Wednesday, December 31, 2008

hashes and collisions

ok, so there's been a few blurbs about hashes and collisions lately...

this is something that caught my eye back in the day in CS class...

i am not a math guy at all (stats breaks my brain), so i am not at all qualified to speak on this topic. a hash function like md5 or sha1 or whatever takes an arbitrary sized input and reduces it to a pseudo-unique string of a certain size. so take the following md5 values:

echo "r" | md5sum
72cfd272ace172fa35026445fbef9b03
echo "rw" | md5sum
bc3f381953be1f16b956a9d394cf969f
echo "rwnin" | md5sum
023c306a26488624aaa2b3028779cfb0

so each input gets a "unique" output, but the issue is that a one, two, five, or five thousand character input always gets a 32 character output. so if you input a single character, or the entire text of hamlet, or any (or every) subset of hamlet possible you will always get a 32 character output with md5.

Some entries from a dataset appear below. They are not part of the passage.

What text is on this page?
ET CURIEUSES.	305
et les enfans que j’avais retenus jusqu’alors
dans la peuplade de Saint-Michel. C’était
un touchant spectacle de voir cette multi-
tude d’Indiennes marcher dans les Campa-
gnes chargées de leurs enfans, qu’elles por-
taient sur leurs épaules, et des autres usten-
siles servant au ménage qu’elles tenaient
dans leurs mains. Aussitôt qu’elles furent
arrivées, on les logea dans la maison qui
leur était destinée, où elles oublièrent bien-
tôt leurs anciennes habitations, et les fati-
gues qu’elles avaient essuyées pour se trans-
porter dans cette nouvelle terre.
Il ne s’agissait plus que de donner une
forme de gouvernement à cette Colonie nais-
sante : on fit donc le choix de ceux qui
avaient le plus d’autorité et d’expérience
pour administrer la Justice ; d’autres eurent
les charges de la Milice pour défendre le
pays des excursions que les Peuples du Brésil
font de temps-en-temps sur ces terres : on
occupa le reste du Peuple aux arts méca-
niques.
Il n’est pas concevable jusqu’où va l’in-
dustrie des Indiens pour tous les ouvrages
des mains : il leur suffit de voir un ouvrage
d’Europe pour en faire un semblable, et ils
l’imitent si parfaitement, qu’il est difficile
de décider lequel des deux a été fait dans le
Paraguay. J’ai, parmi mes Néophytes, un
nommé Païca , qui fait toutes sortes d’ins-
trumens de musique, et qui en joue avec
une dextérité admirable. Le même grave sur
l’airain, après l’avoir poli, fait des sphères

as i said before, i'm not so good with math, but there is a fundamental problem here. a 32 character hex value can represent approx 3.4x10^38 values. that's a ton!!! BUT. that huge number of values is used to represent *all arbitrary (infinite) values*...

and that's the problem. so even sha512 gives you a fixed length output. ultimately you know that collisions in such a system are possible. they may be mathematically unlikely, but they are inevitable.

so it's kinda frustrating to read the vuln advisories which say "oh, most people stopped using md5 so this isn't an issue", because a few years ago there were advisories which said "we stopped using 3DES so this isn't an issue".

if we decide to place our trust in hash based certificates (which is our trust in the tubes, at the end of the day), we need to accept that someone might get lucky and fake a CA cert. the haters may say "oh well that's super unlikely". well, i guess they are the same people who say "it's stupid to buy a lottery ticket! do you know the odds!?!"

well guess what, every week or three, some lucky bastard wins the lottery. and some unlucky bastard gets struck by lightning. so don't be surprised if someone finds a collision for your hash algorithm.

1 comment:

ShawnM said...

Happy with this post except for your justification for buying lottery tickets. Like you said, you suck at stats.